Yesterday saw the opening of Apple’s 2014 Worldwide Developers Conference and its centerpiece, the keynote address. For Apple geeks like myself, the keynote is a time to watch with baited breath to see what new goodies will be coming to iOS and OS X in the upcoming year. But for a smaller and even geekier subset, keynote day is tech journalism Christmas.

You see, the demand for information about Apple is so great that it supports dozens of journalistic enterprises that focus primarily, if not exclusively on the company. This rabid enthusiasm for even the tiniest morsel of information, combined with the economics of page view journalism, has incentivized sites to publish rumor upon rumor regardless of their accuracy.

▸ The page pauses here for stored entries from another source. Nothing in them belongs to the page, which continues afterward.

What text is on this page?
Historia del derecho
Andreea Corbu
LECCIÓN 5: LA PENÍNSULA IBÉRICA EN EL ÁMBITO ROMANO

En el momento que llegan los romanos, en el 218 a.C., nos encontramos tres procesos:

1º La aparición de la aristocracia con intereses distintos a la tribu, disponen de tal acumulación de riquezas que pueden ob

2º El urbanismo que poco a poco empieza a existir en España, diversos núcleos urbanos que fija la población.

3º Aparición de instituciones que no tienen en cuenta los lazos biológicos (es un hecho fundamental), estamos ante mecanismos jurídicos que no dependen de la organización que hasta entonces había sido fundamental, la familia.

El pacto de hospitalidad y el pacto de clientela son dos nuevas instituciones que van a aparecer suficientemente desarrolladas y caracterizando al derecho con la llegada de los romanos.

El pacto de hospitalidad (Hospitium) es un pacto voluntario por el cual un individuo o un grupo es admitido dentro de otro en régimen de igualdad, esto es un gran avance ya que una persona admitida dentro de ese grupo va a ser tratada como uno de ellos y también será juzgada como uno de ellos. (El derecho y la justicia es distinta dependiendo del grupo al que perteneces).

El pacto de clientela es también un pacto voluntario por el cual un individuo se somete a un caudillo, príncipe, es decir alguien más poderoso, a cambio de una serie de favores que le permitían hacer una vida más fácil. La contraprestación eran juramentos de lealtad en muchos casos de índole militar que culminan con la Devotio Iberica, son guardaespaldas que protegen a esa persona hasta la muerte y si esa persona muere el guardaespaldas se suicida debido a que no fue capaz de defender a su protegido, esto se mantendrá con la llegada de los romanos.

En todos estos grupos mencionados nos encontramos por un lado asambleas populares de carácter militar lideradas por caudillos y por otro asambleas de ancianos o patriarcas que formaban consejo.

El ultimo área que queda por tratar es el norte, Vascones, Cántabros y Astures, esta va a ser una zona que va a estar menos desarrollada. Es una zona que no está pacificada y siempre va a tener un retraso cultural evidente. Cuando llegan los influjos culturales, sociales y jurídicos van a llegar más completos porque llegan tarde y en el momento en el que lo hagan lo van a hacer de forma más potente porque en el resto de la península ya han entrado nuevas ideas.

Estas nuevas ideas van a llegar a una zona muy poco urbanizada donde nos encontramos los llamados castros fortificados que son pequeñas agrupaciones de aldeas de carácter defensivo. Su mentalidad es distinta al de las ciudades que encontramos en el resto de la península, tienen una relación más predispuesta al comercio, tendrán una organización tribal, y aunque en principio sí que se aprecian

Keynote day is our opportunity to compare the rumors to the reality. When Mark Gurman published a leaked first-look of Healthbook, the app that would become Health, it was a major story in the Apple community. When the Health app showed up in the keynote, Gurman’s work was validated and his credibility increased. But some would see that leak as a failure by Apple to follow through on their 2012 vow to double down on secrecy.

Gone public

Apple is a public company. As a consequence, anyone with (currently) $636 can purchase a share of AAPL and take either a profit or a loss based on the future performance of the company. Similarly, anyone with way less that $636 can publish to the internet in a way that can artificially move the stock price. Again, the incentives are aligned for people to misbehave. It’s in Apple’s best interests to limit the amount of credible material that escapes in order to minimize stock price volatility. Or is it?

A Swiftian proposal for controlled leaks

Near the end of the keynote, Craig Federighi announced Swift, a new programming language. Exactly zero of the rumor sites and tech blogs saw this coming. Apple was able to create a programming language and all of the tools required to release a developer preview – and a 500 page book – with nary a single person outside of Cupertino catching wind of it.

Swift is the crown-jewel of the developers conference. The language and environment will be what drives the App ecosystem for the next ten years. Keeping this announcement under wraps was the single most important thing for the keynote and they pulled it off flawlessly. Between Healthbook and the Beats acquisition, no one even thought to look for signs of a new programming language.